There are two models of System Explorer hardware products: the MP3CF and MP4CF. Both products enable a block-based prototyping methodology in which the user builds up a reconfigurable prototype of their system using state-of-the art FPGAs and other system components. The System Explorer MP3CF is particularly suited for providing maximum performance in the implementation of pipe-lined data-flow type designs and has been widely adopted as the platform for verifying digital wireless systems. The architecture of the System Explorer MP4CF addresses designs with more complex data paths, such as networking and multimedia systems.

　Aptix provides a suite of software tools for implementation and verification of users designs on the MP3CF and MP4CF platforms.

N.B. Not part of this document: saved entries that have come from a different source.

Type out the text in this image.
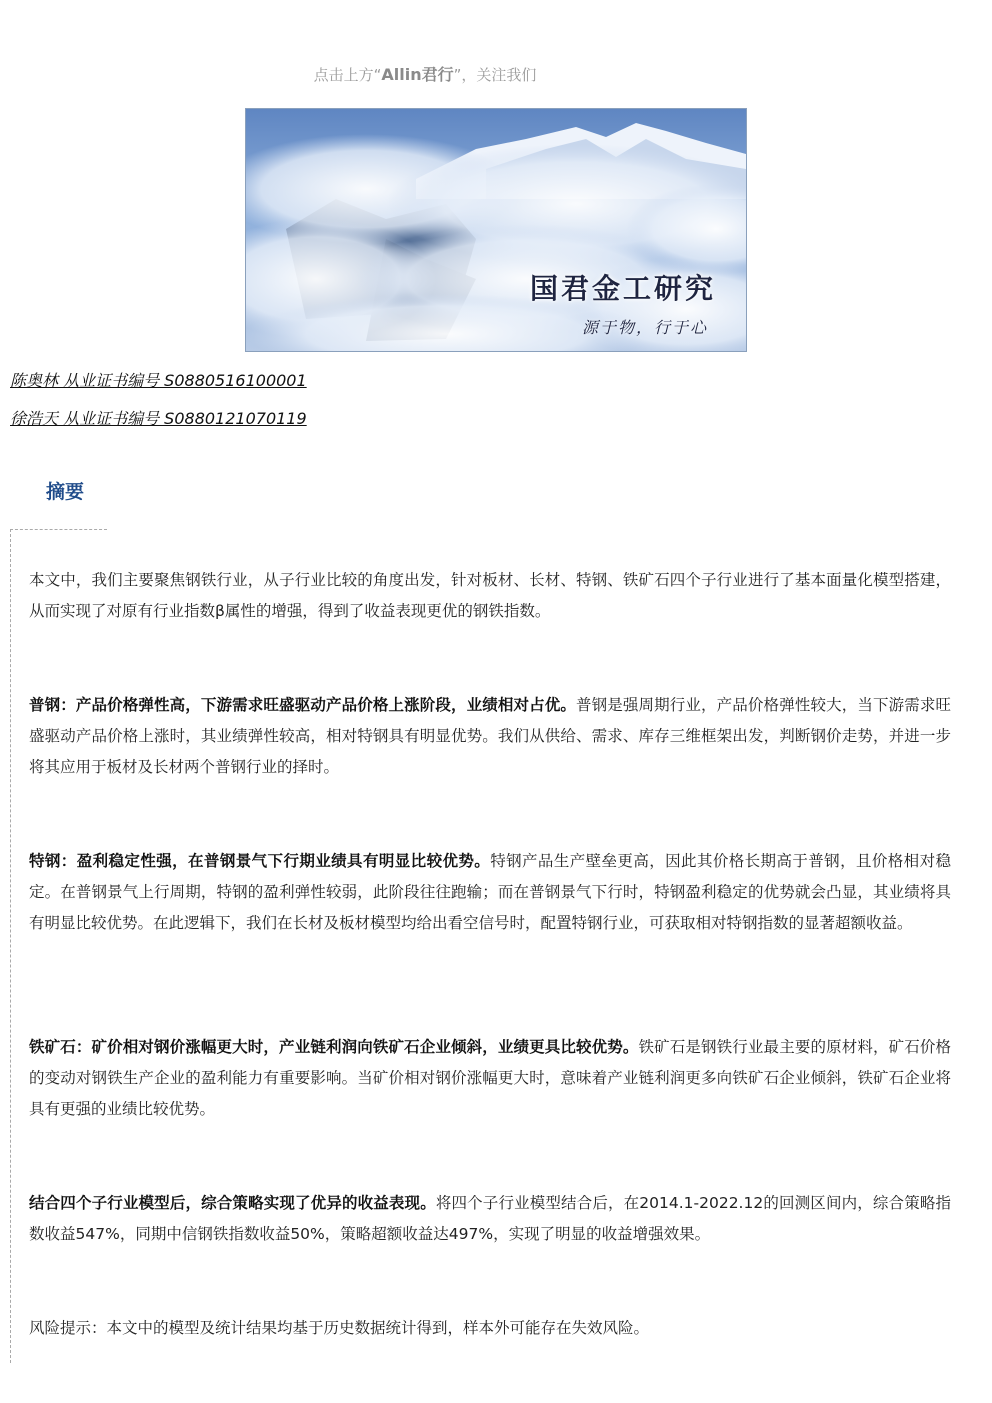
点击上方“Allin君行”，关注我们
国君金工研究
源于物，行于心
陈奥林 从业证书编号 S0880516100001
徐浩天 从业证书编号 S0880121070119
摘要
本文中，我们主要聚焦钢铁行业，从子行业比较的角度出发，针对板材、长材、特钢、铁矿石四个子行业进行了基本面量化模型搭建，从而实现了对原有行业指数β属性的增强，得到了收益表现更优的钢铁指数。
普钢：产品价格弹性高，下游需求旺盛驱动产品价格上涨阶段，业绩相对占优。普钢是强周期行业，产品价格弹性较大，当下游需求旺盛驱动产品价格上涨时，其业绩弹性较高，相对特钢具有明显优势。我们从供给、需求、库存三维框架出发，判断钢价走势，并进一步将其应用于板材及长材两个普钢行业的择时。
特钢：盈利稳定性强，在普钢景气下行期业绩具有明显比较优势。特钢产品生产壁垒更高，因此其价格长期高于普钢，且价格相对稳定。在普钢景气上行周期，特钢的盈利弹性较弱，此阶段往往跑输；而在普钢景气下行时，特钢盈利稳定的优势就会凸显，其业绩将具有明显比较优势。在此逻辑下，我们在长材及板材模型均给出看空信号时，配置特钢行业，可获取相对特钢指数的显著超额收益。
铁矿石：矿价相对钢价涨幅更大时，产业链利润向铁矿石企业倾斜，业绩更具比较优势。铁矿石是钢铁行业最主要的原材料，矿石价格的变动对钢铁生产企业的盈利能力有重要影响。当矿价相对钢价涨幅更大时，意味着产业链利润更多向铁矿石企业倾斜，铁矿石企业将具有更强的业绩比较优势。
结合四个子行业模型后，综合策略实现了优异的收益表现。将四个子行业模型结合后，在2014.1-2022.12的回测区间内，综合策略指数收益547%，同期中信钢铁指数收益50%，策略超额收益达497%，实现了明显的收益增强效果。
风险提示：本文中的模型及统计结果均基于历史数据统计得到，样本外可能存在失效风险。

The Logic AggreGATErTM interactive hierarchical partitioning tool enables mapping of netlists into FPGAs and other system components following the natural block-level structure of the design. Explorer software maps the partitioned netlist into the MP3CF/MP4CF platform, configures the prototype, and provides automated hardware debugging tools. The Module Verification Platform (MVP), delivered through Prototype Verification Services, confirms accurate mapping of the netlist to the prototype and enables running regression suites and co-simulation with the major logic simulators.

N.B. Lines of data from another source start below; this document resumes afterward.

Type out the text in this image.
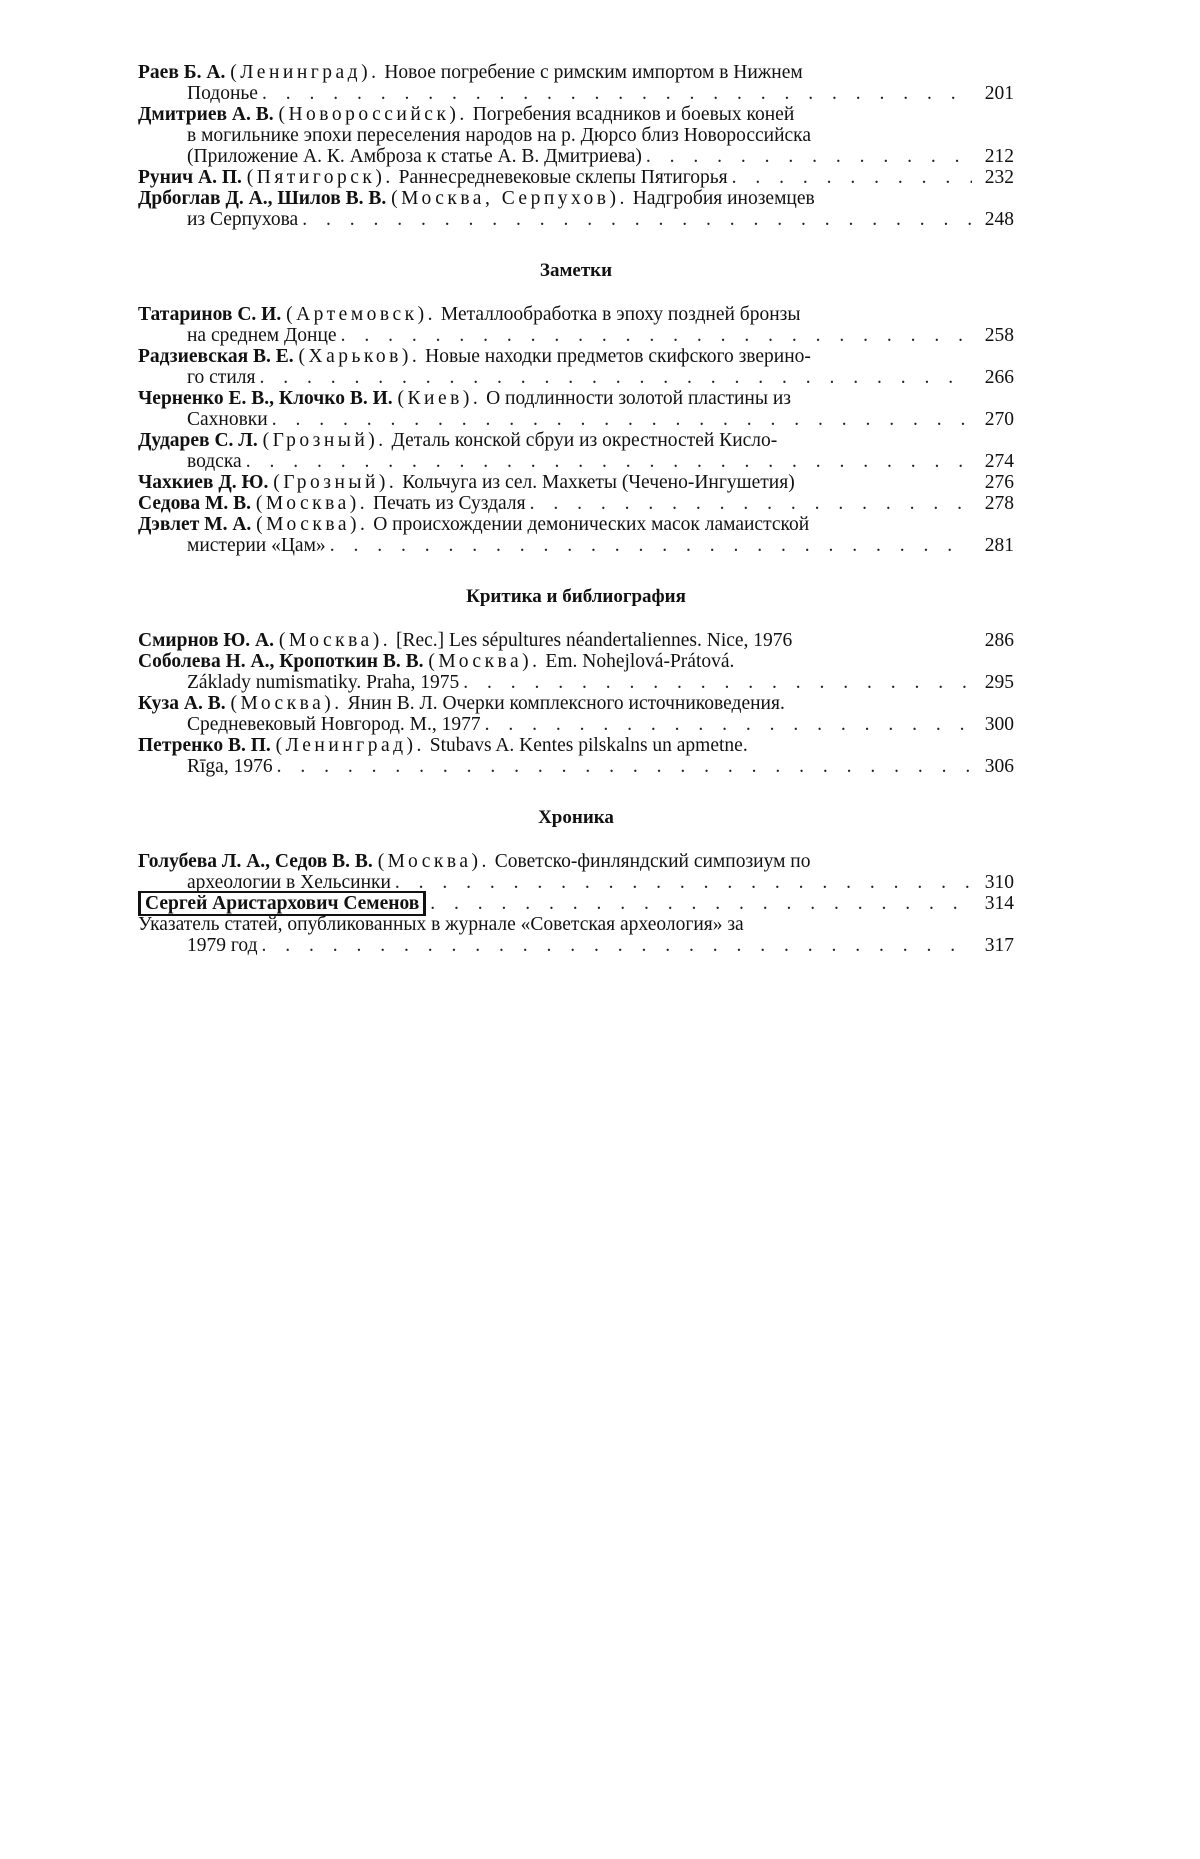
Раев Б. А. (Ленинград). Новое погребение с римским импортом в Нижнем
Подонье . . .	201
Дмитриев А. В. (Новороссийск). Погребения всадников и боевых коней
в могильнике эпохи переселения народов на р. Дюрсо близ Новороссийска
(Приложение А. К. Амброза к статье А. В. Дмитриева) . . .	212
Рунич А. П. (Пятигорск). Раннесредневековые склепы Пятигорья . . .	232
Дрбоглав Д. А., Шилов В. В. (Москва, Серпухов). Надгробия иноземцев
из Серпухова . . .	248
Заметки
Татаринов С. И. (Артемовск). Металлообработка в эпоху поздней бронзы
на среднем Донце . . .	258
Радзиевская В. Е. (Харьков). Новые находки предметов скифского зверино-
го стиля . . .	266
Черненко Е. В., Клочко В. И. (Киев). О подлинности золотой пластины из
Сахновки . . .	270
Дударев С. Л. (Грозный). Деталь конской сбруи из окрестностей Кисло-
водска . . .	274
Чахкиев Д. Ю. (Грозный). Кольчуга из сел. Махкеты (Чечено-Ингушетия)	276
Седова М. В. (Москва). Печать из Суздаля . . .	278
Дэвлет М. А. (Москва). О происхождении демонических масок ламаистской
мистерии «Цам» . . .	281
Критика и библиография
Смирнов Ю. А. (Москва). [Rec.] Les sépultures néandertaliennes. Nice, 1976	286
Соболева Н. А., Кропоткин В. В. (Москва). Em. Nohejlová-Prátová.
Základy numismatiky. Praha, 1975 . . .	295
Куза А. В. (Москва). Янин В. Л. Очерки комплексного источниковедения.
Средневековый Новгород. М., 1977 . . .	300
Петренко В. П. (Ленинград). Stubavs A. Kentes pilskalns un apmetne.
Rīga, 1976 . . .	306
Хроника
Голубева Л. А., Седов В. В. (Москва). Советско-финляндский симпозиум по
археологии в Хельсинки . . .	310
Сергей Аристархович Семенов . . .	314
Указатель статей, опубликованных в журнале «Советская археология» за
1979 год . . .	317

　The System Explorer product family is built upon on two key proprietary technologies: the Field Programmable Circuit Board (FPCB) and the Field Programmable Interconnect Component (FPIC).The FPCB provides programmable interconnect routing between design blocks. The FPCB employs a plug-and-play modular approach in which system design blocks are represented by components on daughter cards which plug into "free-hole" areas on the FPCB. Programmable routing is accomplished by having all the free-hole connection points pre-routed to a set of the Company's proprietary, high pin count FPICs. FPICs are 1024 pin devices that can route any component I/O to any other I/O. These two principal technologies are protected by a set of over 25 patents.

　The plug-and-play concept provides flexibility to the user to prototype with any required component. It provides Aptix the flexibility to upgrade the rated capacities and speeds of the systems as new FPGAs are introduced and supported. By using the largest and fastest FPGAs, the Company's customers are able to prototype their designs using fewer components, and at a resulting lower cost. With FPGAs now outperforming design creation tools, customers can employ the block-based methodology to implement prototype designs faster. The high pin count FPIC enables the routing between prototyping components to be accomplished with minimal prototyping system delays. This maximizes the actual operating speed of the prototyping system.

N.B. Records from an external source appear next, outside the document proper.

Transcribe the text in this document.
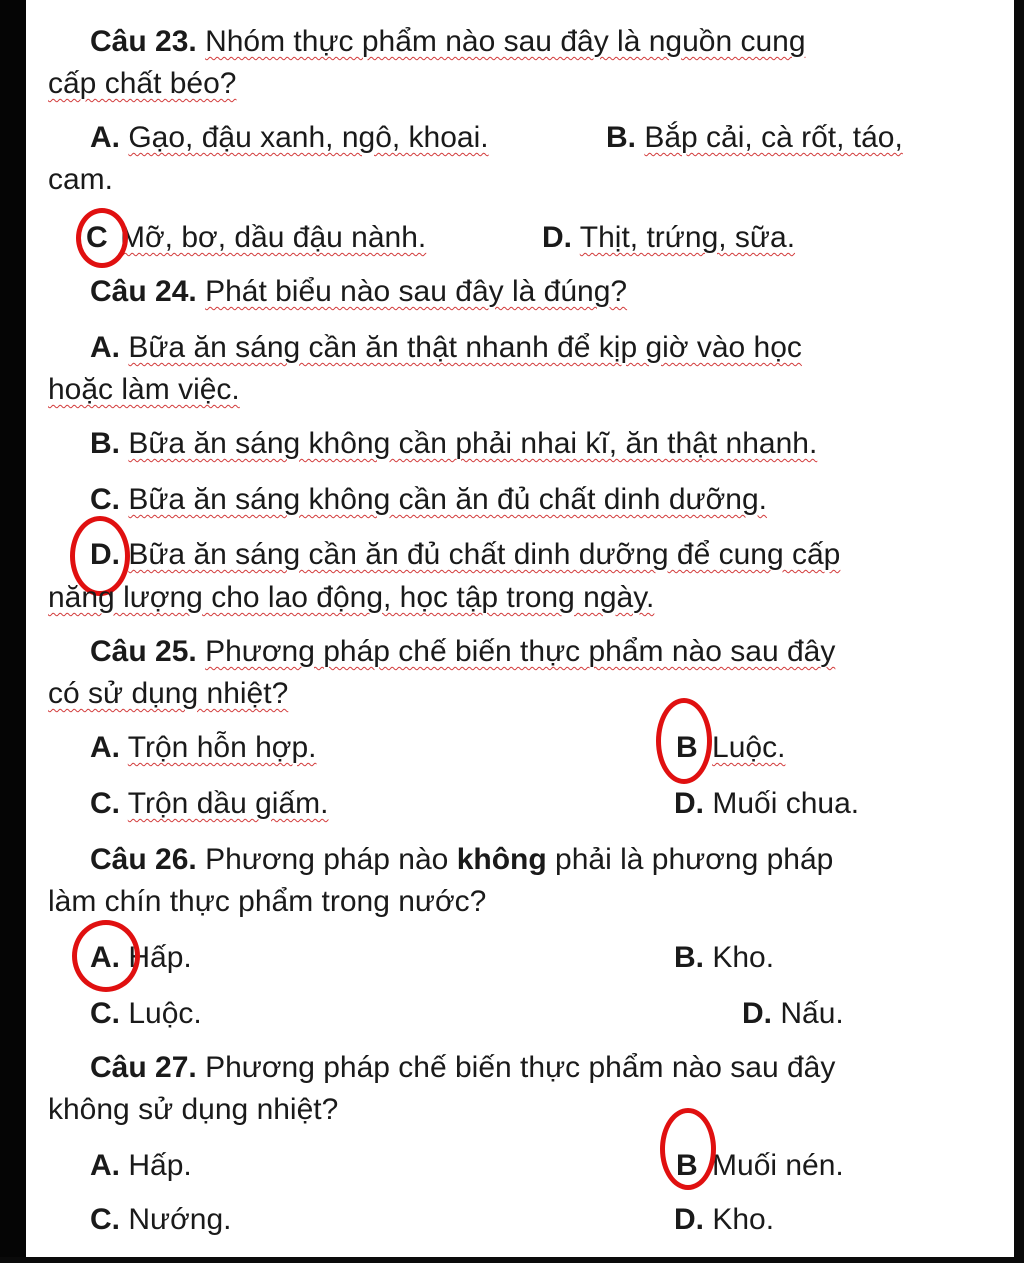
Câu 23. Nhóm thực phẩm nào sau đây là nguồn cung
cấp chất béo?
A. Gạo, đậu xanh, ngô, khoai.	B. Bắp cải, cà rốt, táo,
cam.
C Mỡ, bơ, dầu đậu nành.	D. Thịt, trứng, sữa.
Câu 24. Phát biểu nào sau đây là đúng?
A. Bữa ăn sáng cần ăn thật nhanh để kịp giờ vào học
hoặc làm việc.
B. Bữa ăn sáng không cần phải nhai kĩ, ăn thật nhanh.
C. Bữa ăn sáng không cần ăn đủ chất dinh dưỡng.
D. Bữa ăn sáng cần ăn đủ chất dinh dưỡng để cung cấp
năng lượng cho lao động, học tập trong ngày.
Câu 25. Phương pháp chế biến thực phẩm nào sau đây
có sử dụng nhiệt?
A. Trộn hỗn hợp.	B Luộc.
C. Trộn dầu giấm.	D. Muối chua.
Câu 26. Phương pháp nào không phải là phương pháp
làm chín thực phẩm trong nước?
A. Hấp.	B. Kho.
C. Luộc.	D. Nấu.
Câu 27. Phương pháp chế biến thực phẩm nào sau đây
không sử dụng nhiệt?
A. Hấp.	B Muối nén.
C. Nướng.	D. Kho.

　Aptix products take system level structural descriptions and gate-level ASIC netlists and map system elements into standard components and the ASIC design custom logic into FPGAs, as guided by the designer. For system-on-chip (SoC) designs, IP blocks can be represented as bonded-out silicon or mapped into FPGAs. The FPGA vendor tools for placement and routing of the FPGAs are driven through the Aptix software, thereby enhancing the ease-of-use and system compilation time. The Aptix software generates prototype programming data which is downloaded to the prototyping system. The Aptix software also controls interfaces to debugging tools, such as logic analyzers.
The working prototype of a system or ASIC is created by using modules with pre-mounted components, such as FPGAs, which plug directly into the FPCB open-hole pattern to represent all the elements of the design. These modules automatically pick up power, ground and programming pins from pre-routed circuits on the FPCB, making it a truly plug-and-play system. This method makes it quicker to prototype a system with fewer errors and gives the product an ease-of-use advantage.

　The System Explorer products have a direct-connect high-speed bus, which is important for many real-time applications to get data quickly between components that must run at a minimum threshold speed to process information correctly. Data communication applications are particularly sensitive to this issue, as they cannot usually be slowed down and must process data at a very fast rate. In this scenario, the data rate between components would be confined to the System Explorer high speed bus (up to 50 MHz) and the rest of the system not in this critical path would transfer data up to about 35 MHz through the FPIC devices.